Nombre de musulmans peinent encore à réaliser qu’une révolution copernicienne est en train balayer le champ des études historiques sur les premiers temps de l’islam. Ce tabou les prive d’une compréhension raisonnée de leur histoire et ne rend pas justice aux bouleversements en cours dans ce domaine.

Il n’explique cependant qu’en partie pourquoi il existe de tels écarts entre récit historique islamique et connaissances nouvelles sur les origines de l’islam et du Coran.

Il conviendrait donc d’analyser en profondeur comment ces nouvelles recherches sont diffusées, comment elles sont reçues pour comprendre comment elles pourraient s’articuler avec le récit islamique. Et de faire ainsi le point sur la réception et l’utilisation des résultats de la recherche par les hommes et les femmes qui portent publiquement une parole musulmane en France.

Et ce d’autant plus que les connaissances récentes acquises sur ce sujet, si elles atteignent des proportions considérables, affrontent un véritable handicap dans leur diffusion.

Les acquis de la recherche

Trouverons-nous un jour, dans les méandres de l’histoire humaine, une preuve manifeste et confondante établissant de façon certaine ce que sont les origines historiques de l’islam ? L’histoire le dira.

Mais nous disposons déjà d’un faisceau de preuves et d’indices suffisamment dense et convergent pour établir des faits dont l’analyse taraude les convictions musulmanes profondes.
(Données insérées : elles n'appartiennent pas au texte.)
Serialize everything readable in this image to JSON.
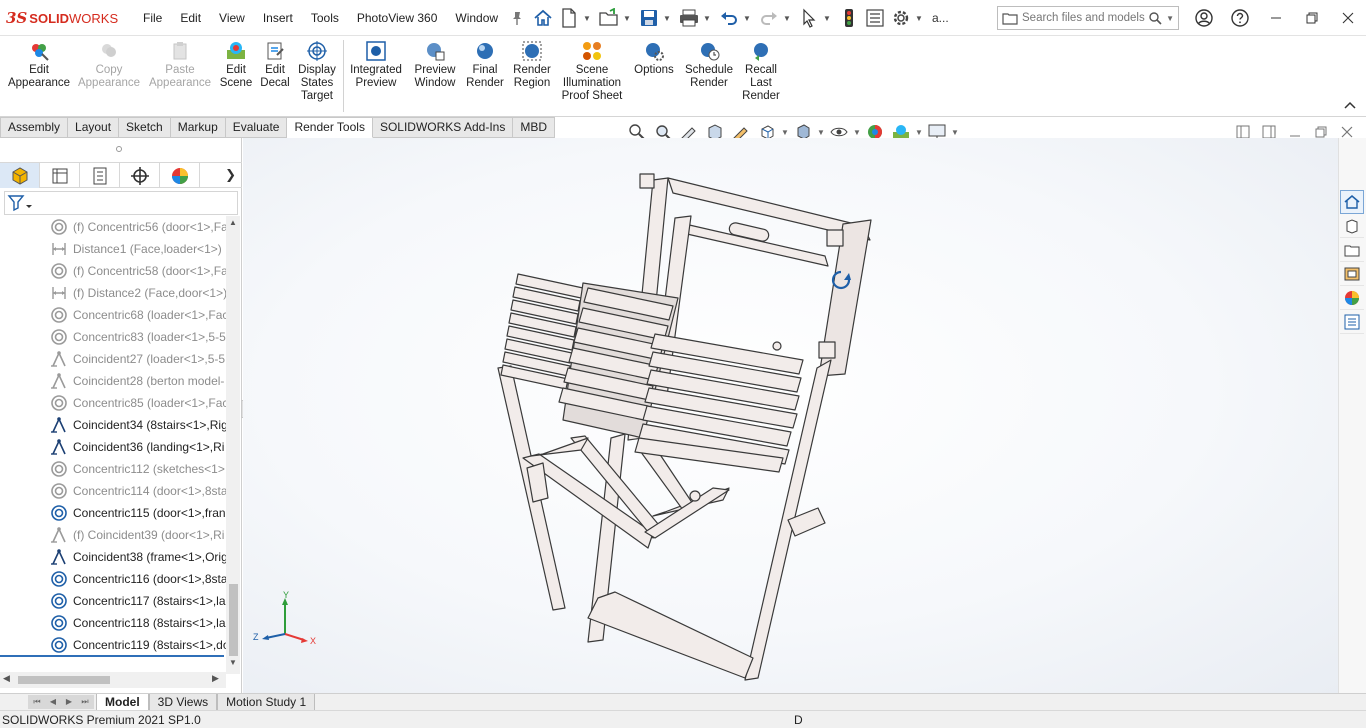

Mentionnons par exemple certaines études, comme celle des manuscrits de Sanaa dont certains des recueils les plus anciens indiquent que le Coran procède d’un travail éditorial[1] ; comme certaines  recherches sur les témoignages non musulmans contemporains de Muḥammad et de la conquête arabe[2] ; comme ces études coraniques qui établissent que les « nasara » coraniques n’étaient pas des « chrétiens » mais des fidèles du « peuple de la Torah »[3] ; comme celle du contexte politico-religieux de la Syrie du début du VIIème siècle qui fut possiblement le foyer réel de la naissance de l’islam[4] ; comme celle des vestiges archéologiques du caravansérail des Quraych exhumés en Syrie[5] ; comme celle des origines syriennes de la communauté première des Emigrés[6] ; comme celle du rôle capital de « Juifs » dans la prise de Jérusalem (637-638), engagés conjointement avec les Arabes ainsi qu’en attestent les témoignages d’époque[7] ; comme celle du projet de reconstruction du Temple de Jérusalem à la même époque par ces mêmes conquérants[8] ; comme celle des soubassements syro-araméens du texte coranique[9], etc.

Autant d’acquis qui heurtent le scénario traditionnel musulman des origines et qui connaissent une dynamique de diffusion inédite ces dernières années auprès du grand public francophone.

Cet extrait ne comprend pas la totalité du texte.